Updated: Oct. 25, 2018 at 11:18 a.m.
The Student Bar Association Senate unanimously passed a resolution Tuesday pressing the organization’s top leader to resign over allegations of anti-Semitism.
After hours of debate late Tuesday night, the SBA Senate called for Ali Kingston, the organization’s president, to step down by Monday after members of the Jewish Law Student Association alleged that she made a comment last month referring to Jewish students as someone’s “Jew friends.”
Senators condemned Kingston’s alleged remark in the resolution, saying the comment was “tasteless and unacceptable.”
“Those comments have deeply hurt the members of JLSA and the entire George Washington Law community,” the resolution states.

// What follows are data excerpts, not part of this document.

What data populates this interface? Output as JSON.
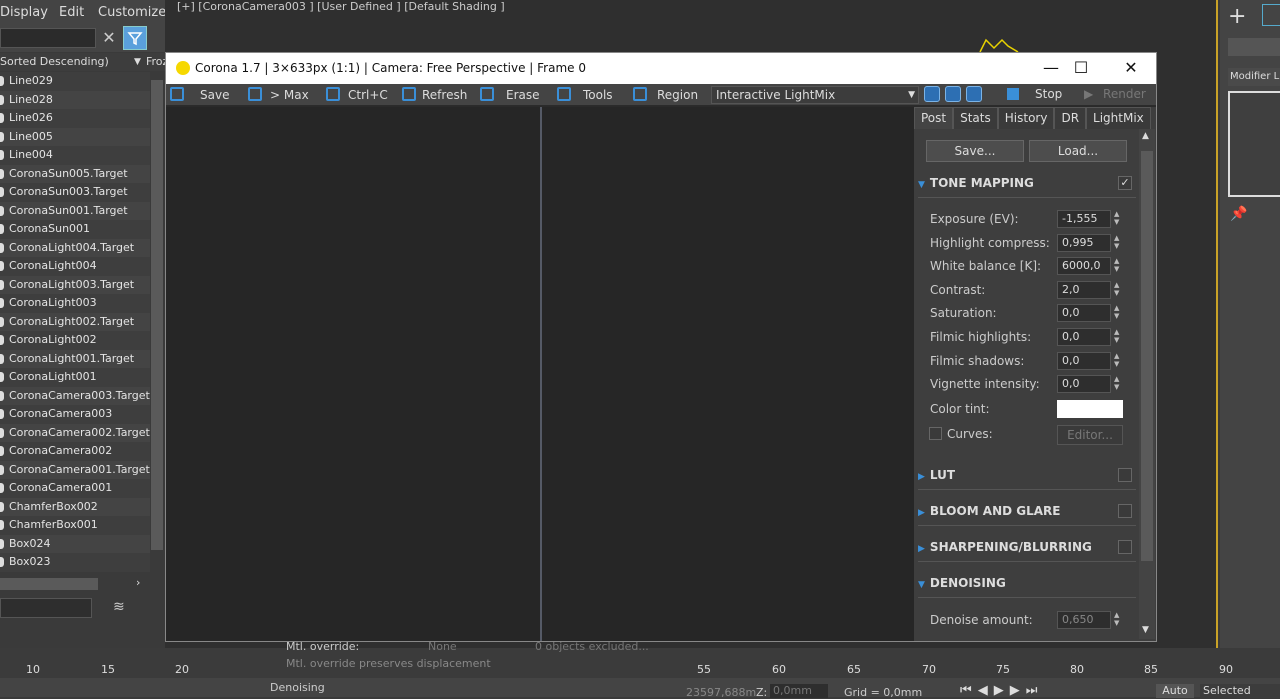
{
  "menu": {
    "display": "Display",
    "edit": "Edit",
    "customize": "Customize"
  },
  "viewport_label": "[+] [CoronaCamera003 ] [User Defined ] [Default Shading ]",
  "scene_explorer": {
    "sort_label": "Sorted Descending)",
    "frozen_label": "Froz",
    "items": [
      "Line029",
      "Line028",
      "Line026",
      "Line005",
      "Line004",
      "CoronaSun005.Target",
      "CoronaSun003.Target",
      "CoronaSun001.Target",
      "CoronaSun001",
      "CoronaLight004.Target",
      "CoronaLight004",
      "CoronaLight003.Target",
      "CoronaLight003",
      "CoronaLight002.Target",
      "CoronaLight002",
      "CoronaLight001.Target",
      "CoronaLight001",
      "CoronaCamera003.Target",
      "CoronaCamera003",
      "CoronaCamera002.Target",
      "CoronaCamera002",
      "CoronaCamera001.Target",
      "CoronaCamera001",
      "ChamferBox002",
      "ChamferBox001",
      "Box024",
      "Box023"
    ]
  },
  "right_panel": {
    "modifier_label": "Modifier Li"
  },
  "vfb": {
    "title": "Corona 1.7 | 3×633px (1:1) | Camera: Free Perspective | Frame 0",
    "toolbar": {
      "save": "Save",
      "max": "> Max",
      "ctrlc": "Ctrl+C",
      "refresh": "Refresh",
      "erase": "Erase",
      "tools": "Tools",
      "region": "Region",
      "mode": "Interactive LightMix",
      "stop": "Stop",
      "render": "Render"
    },
    "tabs": [
      "Post",
      "Stats",
      "History",
      "DR",
      "LightMix"
    ],
    "save_btn": "Save...",
    "load_btn": "Load...",
    "tone_mapping": {
      "title": "TONE MAPPING",
      "params": [
        {
          "label": "Exposure (EV):",
          "value": "-1,555"
        },
        {
          "label": "Highlight compress:",
          "value": "0,995"
        },
        {
          "label": "White balance [K]:",
          "value": "6000,0"
        },
        {
          "label": "Contrast:",
          "value": "2,0"
        },
        {
          "label": "Saturation:",
          "value": "0,0"
        },
        {
          "label": "Filmic highlights:",
          "value": "0,0"
        },
        {
          "label": "Filmic shadows:",
          "value": "0,0"
        },
        {
          "label": "Vignette intensity:",
          "value": "0,0"
        }
      ],
      "color_tint": "Color tint:",
      "curves": "Curves:",
      "editor": "Editor..."
    },
    "lut": "LUT",
    "bloom": "BLOOM AND GLARE",
    "sharpening": "SHARPENING/BLURRING",
    "denoising": {
      "title": "DENOISING",
      "amount_label": "Denoise amount:",
      "amount_value": "0,650"
    }
  },
  "bottom_panel": {
    "mtl_override": "Mtl. override:",
    "none": "None",
    "excluded": "0 objects excluded...",
    "preserves": "Mtl. override preserves displacement",
    "denoising": "Denoising"
  },
  "timeline": {
    "ticks": [
      "10",
      "15",
      "20",
      "55",
      "60",
      "65",
      "70",
      "75",
      "80",
      "85",
      "90"
    ]
  },
  "status": {
    "coord": "23597,688m",
    "z_label": "Z:",
    "z_value": "0,0mm",
    "grid": "Grid = 0,0mm",
    "auto": "Auto",
    "selected": "Selected"
  }
}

Kingston declined to comment.
The resolution comes after more than a month of internal discussion between the senate and JSLA urging Kingston to privately apologize without publicizing the comment, students said. Members of the JLSA said that because Kingston did not apologize in front of the senate and JLSA in a private meeting, they deferred to the senate, which brought a public resolution to the floor.
Matt Sanford, the association’s executive vice president, declined to comment.
The senate barred photojournalists from taking photos during Tuesday’s meeting.
“We are doing the best of our ability,” Sen. Danielle Rodriguez said at the meeting. “We tried to come up with a solution, and I hope the public will understand that we’re really doing the best we can.”
Arielle Stephenson, the co-president of JLSA, said Kingston made the remark after the group violated a University alcohol policy on a poster promoting a welcome-back social. She said the paper did not include the proper language about alcohol being provided at the event.
She said members of JLSA attended a senate meeting Oct. 9 to discuss the postering violation and mentioned Kingston’s comment without using her name to preserve her anonymity. The group organized a private meeting with Kingston the next day, where Stephenson said Kingston admitted to making the remark.
Stephenson said members of JLSA called for another private meeting Monday – the day before the senate resolution passed – with the group and the full senate for Kingston to issue an apology. She said Kingston called the comment unacceptable but did not “sufficiently” apologize.
“That’s the highest position that a student could hold at our school, so that’s why accountability was so important to us,” Stephenson said.
In a statement Thursday, JLSA listed the series of events, saying that “from the beginning, JLSA wanted accountability and an apology from President Kingston regarding these comments but did not request that resignation or impeachment occur.”
“JLSA is disappointed with the arduous process of resolving this matter and the meager options that were available to the senate in choosing a course of action,” the statement reads. “Although resignation was never the JLSA’s goal or intent, we are satisfied with the resolution’s passing and its recognition of the Jewish community’s concerns.”
David Beiss, JLSA’s vice president of external outreach, said the comment made him “question my level of comfort on campus.” As someone who “wears my religion on my sleeve” and wears a yarmulke, he said the comments were “completely inappropriate.”
“They likely came from a place of ignorance,” Beiss said. “If the SBA president is making these comments, does the SBA – which is supposed to represent the student body – are they representing everyone here?”